If a Pennsylvania medical patient accuses a doctor of wrongdoing, the process that unfolds thereafter may intersect both administrative and civil court jurisdictions. Such a situation may prompt a licensing board to take action with respect to a physician's license to practice. In fact, a doctor in another state recently handed over his license, and it has been reported that multiple civil lawsuits are expected to be filed against him in the near future.

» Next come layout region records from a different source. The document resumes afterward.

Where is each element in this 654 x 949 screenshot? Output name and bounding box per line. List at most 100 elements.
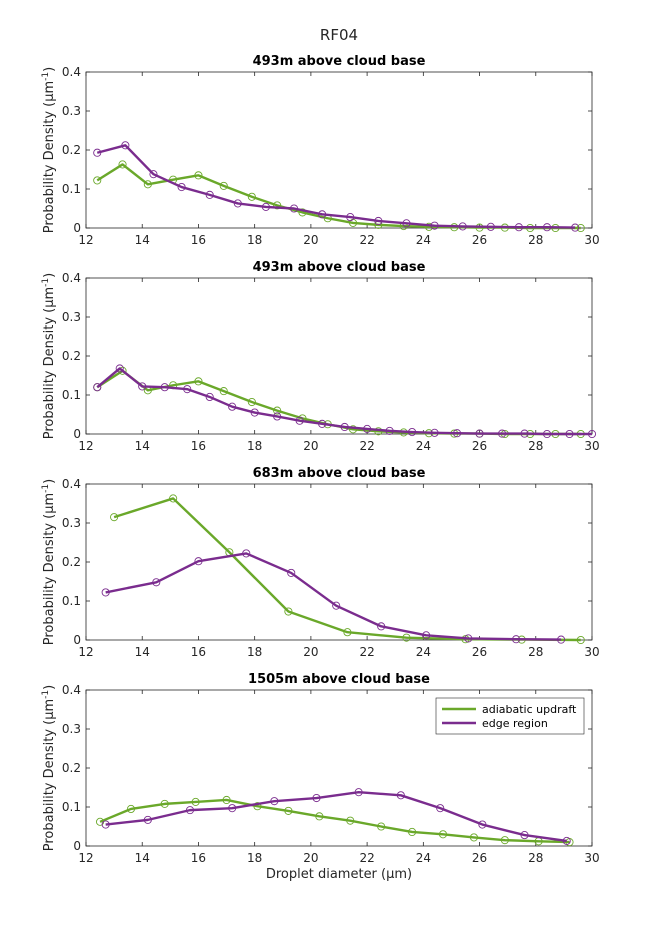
data-point xyxy=(475,429,484,438)
data-point xyxy=(93,148,102,157)
data-point xyxy=(346,213,355,222)
y-tick-label: 0.3 xyxy=(62,516,81,530)
data-point xyxy=(219,387,228,396)
x-tick-label: 26 xyxy=(472,645,487,659)
series-line xyxy=(105,552,562,641)
data-point xyxy=(247,192,256,201)
data-point xyxy=(295,416,304,425)
data-point xyxy=(118,366,127,375)
data-point xyxy=(385,426,394,435)
x-tick-label: 24 xyxy=(416,851,431,865)
data-point xyxy=(453,429,462,438)
data-point xyxy=(346,816,355,825)
panel-title: 1505m above cloud base xyxy=(248,672,430,687)
data-point xyxy=(408,427,417,437)
data-point xyxy=(542,223,552,232)
x-tick-label: 16 xyxy=(191,233,206,247)
data-point xyxy=(228,804,237,813)
legend-box xyxy=(435,697,585,735)
x-tick-label: 22 xyxy=(359,645,374,659)
data-point xyxy=(194,171,203,180)
data-point xyxy=(219,181,228,190)
data-point xyxy=(520,429,529,438)
data-point xyxy=(160,799,169,808)
x-tick-label: 14 xyxy=(135,645,150,659)
data-point xyxy=(177,182,186,192)
y-tick-label: 0.1 xyxy=(62,594,81,608)
data-point xyxy=(298,208,307,217)
series-edge-region xyxy=(101,788,571,845)
y-tick-label: 0.2 xyxy=(62,143,81,157)
x-tick-label: 22 xyxy=(359,851,374,865)
data-point xyxy=(402,633,411,642)
data-point xyxy=(101,588,110,597)
x-tick-label: 20 xyxy=(303,851,318,865)
y-tick-label: 0.4 xyxy=(62,65,81,79)
data-point xyxy=(402,219,411,228)
data-point xyxy=(233,199,242,208)
panel-4: 1505m above cloud base 12 14 16 18 20 22 24 26 28… xyxy=(41,672,600,865)
data-point xyxy=(436,804,445,813)
data-point xyxy=(253,802,262,811)
data-point xyxy=(343,628,352,637)
y-tick-label: 0 xyxy=(73,221,81,235)
y-tick-label: 0.3 xyxy=(62,722,81,736)
x-tick-label: 26 xyxy=(472,439,487,453)
series-adiabatic-updraft xyxy=(96,795,574,847)
x-tick-label: 30 xyxy=(584,645,599,659)
data-point xyxy=(469,833,478,842)
data-point xyxy=(228,402,237,411)
data-point xyxy=(354,788,363,797)
data-point xyxy=(284,607,293,616)
data-point xyxy=(273,201,282,210)
y-axis-label: Probability Density (μm-1) xyxy=(41,479,57,645)
y-tick-label: 0.4 xyxy=(62,271,81,285)
x-tick-label: 20 xyxy=(303,645,318,659)
data-point xyxy=(363,424,372,433)
data-point xyxy=(514,223,523,232)
y-axis-label: Probability Density (μm-1) xyxy=(41,67,57,233)
x-tick-label: 20 xyxy=(303,233,318,247)
axes-box xyxy=(85,277,593,435)
data-point xyxy=(396,791,405,800)
data-point xyxy=(587,429,597,439)
x-tick-label: 22 xyxy=(359,439,374,453)
data-point xyxy=(512,635,521,644)
data-point xyxy=(565,429,574,439)
panel-2: 493m above cloud base 12 14 16 18 20 22 24 26 28 3… xyxy=(41,260,600,453)
x-tick-label: 28 xyxy=(528,851,543,865)
x-tick-label: 28 xyxy=(528,439,543,453)
axes-box xyxy=(85,71,593,229)
data-point xyxy=(424,222,434,231)
series-edge-region xyxy=(93,141,580,232)
x-tick-label: 20 xyxy=(303,439,318,453)
y-tick-label: 0.1 xyxy=(62,388,81,402)
data-point xyxy=(438,830,448,839)
data-point xyxy=(270,797,279,806)
data-point xyxy=(93,383,102,392)
x-tick-label: 22 xyxy=(359,233,374,247)
data-point xyxy=(571,223,580,232)
data-point xyxy=(194,377,203,386)
x-tick-label: 24 xyxy=(416,645,431,659)
x-tick-label: 28 xyxy=(528,645,543,659)
panel-3: 683m above cloud base 12 14 16 18 20 22 24 26 28 3… xyxy=(41,466,600,659)
x-tick-label: 12 xyxy=(78,851,93,865)
x-tick-label: 16 xyxy=(191,645,206,659)
data-point xyxy=(557,635,566,644)
data-point xyxy=(500,836,509,845)
data-point xyxy=(101,820,110,829)
x-tick-label: 14 xyxy=(135,233,150,247)
panel-title: 493m above cloud base xyxy=(253,260,426,275)
data-point xyxy=(261,202,270,211)
data-point xyxy=(464,634,473,643)
x-tick-label: 30 xyxy=(584,233,599,247)
x-tick-label: 12 xyxy=(78,439,93,453)
y-tick-label: 0.1 xyxy=(62,800,81,814)
data-point xyxy=(143,815,152,824)
data-point xyxy=(191,797,200,806)
x-tick-label: 30 xyxy=(584,439,599,453)
data-point xyxy=(194,557,203,566)
data-point xyxy=(284,806,293,815)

The doctor in this case is an elderly gentleman who, apparently, has been officially diagnosed with dementia. The diagnosis comes in the aftermath of several allegations that the doctor inappropriately touched female patients who came to see him. The doctor himself reportedly admitted that he may, at some point, have touched women's breasts but only within the context of medical examination.
In the meantime, since he was diagnosed with dementia, criminal charges against him were dropped. The 87-year-old man is said to have voluntarily surrendered his license to practice medicine. It remains to be seen what the outcome of any civil actions against him will be; an attorney for some of the women asserted that such legal claims are not affected by the previous diagnosis of dementia.
In some cases, the voluntary relinquishment of a medical license may be temporary. A Pennsylvania doctor facing similar issues may be able to avoid losing his or her license altogether if a licensing board is convinced that there is no substantial reason to bar a particular individual from his or her medical practice. If a doctor is worried about a specific situation, an experienced professional license defense attorney may be able to help.